I am a believer in our personal stories and their value and how they can add a new/fresh/inspiring viewpoint to those whose minds are open to life’s experiences. Tell your stories, the good ones and the bad ones. Share your thoughts in the moment and from “back then” so the listener hears the changes in your mindset and values that evolved, grew and matured. And those diverse elements are OK. Let those know you have developed with new and broader thoughts and ideas and that making mistakes are steps in the ladder we all climb to get to new heights. Expressing our regrets, mistakes and blessings show we are human.
Suggestions for sharing: Talk to your children and grandchildren, nieces and nephews, friends. Gather a group who want to chronicle their experiences to speak at your Temple, in confirmation classes, senior groups, cousin’s club, book clubs. Call your local schools for Job Fairs where you can share your business life with young people, giving them advice for what you would have done differently and what still works. Write a journal to leave as a legacy, sit at your computer and jot it all down, print it and put it in a folder so it can be read.

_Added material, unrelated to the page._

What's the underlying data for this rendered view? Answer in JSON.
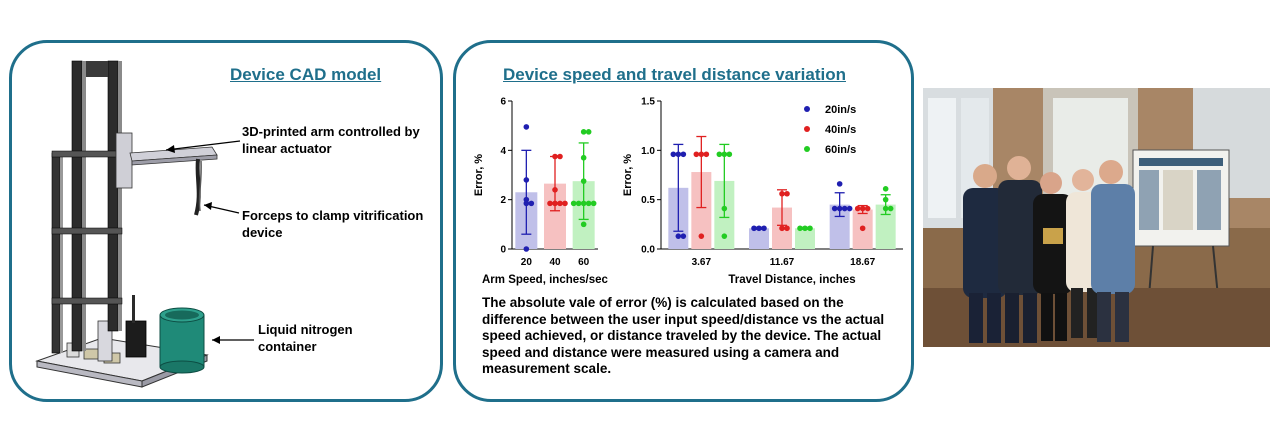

THIS is how we reconcile our past: Putting it in a context that could motivate, encourage and enthuse others. Show the humanness that has made you the person you are today. Express the blessings and the hard times, be an example that we do overcome regrets; as Jews, we know that!
We can’t change history but we can change our mindset of how we reflect upon it. It can be therapeutic and unburdening to put the past in a perspective that frees us to live in a peaceful place while encouraging us to realize, “The Best is Yet to Be!”